I am finding long-season crops more and more satisfying to grow. Shade in my garden doesn’t matter as much once the trees have dropped their leaves. And the pace of activity imposed by the slow vegetables is more forgiving if I miss a week or two when planting or harvesting.
I define long season varieties to be plants in the ground over the winter, either getting started for the next growing season in the spring, or providing harvestable vegetables through the cold season. There are four basic categories of plants that lend themselves to long season gardening. These are the hardy winter root crops, wintering alliums, wintering cole crops and hardy greens.
My favorite winter root vegetables are parsnips. They lend themselves better than any other root crop I know to storage through the winter in the ground. The only problem with this is that digging parsnips in frozen ground in January is cold work, impossible in colder places. I try to choose a nice sunny afternoon every so often in the middle of the winter to wrest a few roots from the frozen muck.
There are many things you can do with parsnips, but one of my favorites is just roasting the roots in the oven to bring out the sweetness. Many a day I have taken “leg-o-parsnip” to work for lunch.
Rutabagas are another good winter root crop that can keep in the ground after frost. I’ve got a bunch of these in the garden this winter, so will see how they do as the season gets colder. Ellen likes to make soups in the winter, and rutabagas are a great addition.
There are many other long season brassicas besides rutabagas. In the garden now I have Brussels sprouts, overwintering cauliflower, kale, broccoli, and some collards that are now going into their second winter. The cool season is best for these crops. In the summer they are fighting with aphids and cabbage caterpillars, but with the cool weather the pests are gone and the plants are still growing.
The third major category are the long season alliums. Garlic gets planted in late October, as do some varieties of overwintering onions. I planted some Walla Walla sweet onion starts a few weeks ago which will be my first experiment with overwintering onions. Leeks through the year have become a reliable winter staple.

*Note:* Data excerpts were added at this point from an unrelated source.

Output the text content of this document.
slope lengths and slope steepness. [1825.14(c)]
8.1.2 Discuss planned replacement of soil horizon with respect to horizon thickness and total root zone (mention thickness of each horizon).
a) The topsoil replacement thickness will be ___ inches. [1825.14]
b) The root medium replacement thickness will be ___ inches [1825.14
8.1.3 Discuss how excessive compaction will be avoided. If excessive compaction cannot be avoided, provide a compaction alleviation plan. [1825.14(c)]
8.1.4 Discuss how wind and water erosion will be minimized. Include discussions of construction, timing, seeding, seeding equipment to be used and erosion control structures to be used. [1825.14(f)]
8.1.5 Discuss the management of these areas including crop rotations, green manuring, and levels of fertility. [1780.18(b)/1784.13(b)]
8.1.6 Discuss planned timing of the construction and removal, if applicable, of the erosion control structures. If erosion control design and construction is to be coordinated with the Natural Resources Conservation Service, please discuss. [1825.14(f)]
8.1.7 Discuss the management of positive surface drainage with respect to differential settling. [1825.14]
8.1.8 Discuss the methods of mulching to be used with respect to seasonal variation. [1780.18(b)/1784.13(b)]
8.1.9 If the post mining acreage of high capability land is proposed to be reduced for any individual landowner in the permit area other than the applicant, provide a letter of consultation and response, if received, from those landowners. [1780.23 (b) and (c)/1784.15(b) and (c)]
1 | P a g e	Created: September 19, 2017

Part of the fun of long season crops is that they naturally lend themselves to seed saving. When the overwintered crops start growing again in the spring, they are ready to reproduce. Last year I had a few extra leeks in the ground that produced an abundant crop of seed this year. The bees loved the beautiful pompoms.
The hardy greens category include swiss chard, some hardy spinach, kale, and mache. Swiss chard will last well into the fall and the crowns will tolerate moderate freezes and still come back in the spring with vigorous early spring greens. Last year I had a few plants of Winter Giant spinach which surprised me by surviving our unseasonable cold snap that killed the swiss chard. The winter greens don’t grow very much through the winter, but they can be the first fresh green thing from the garden in the early spring when they are really appreciated.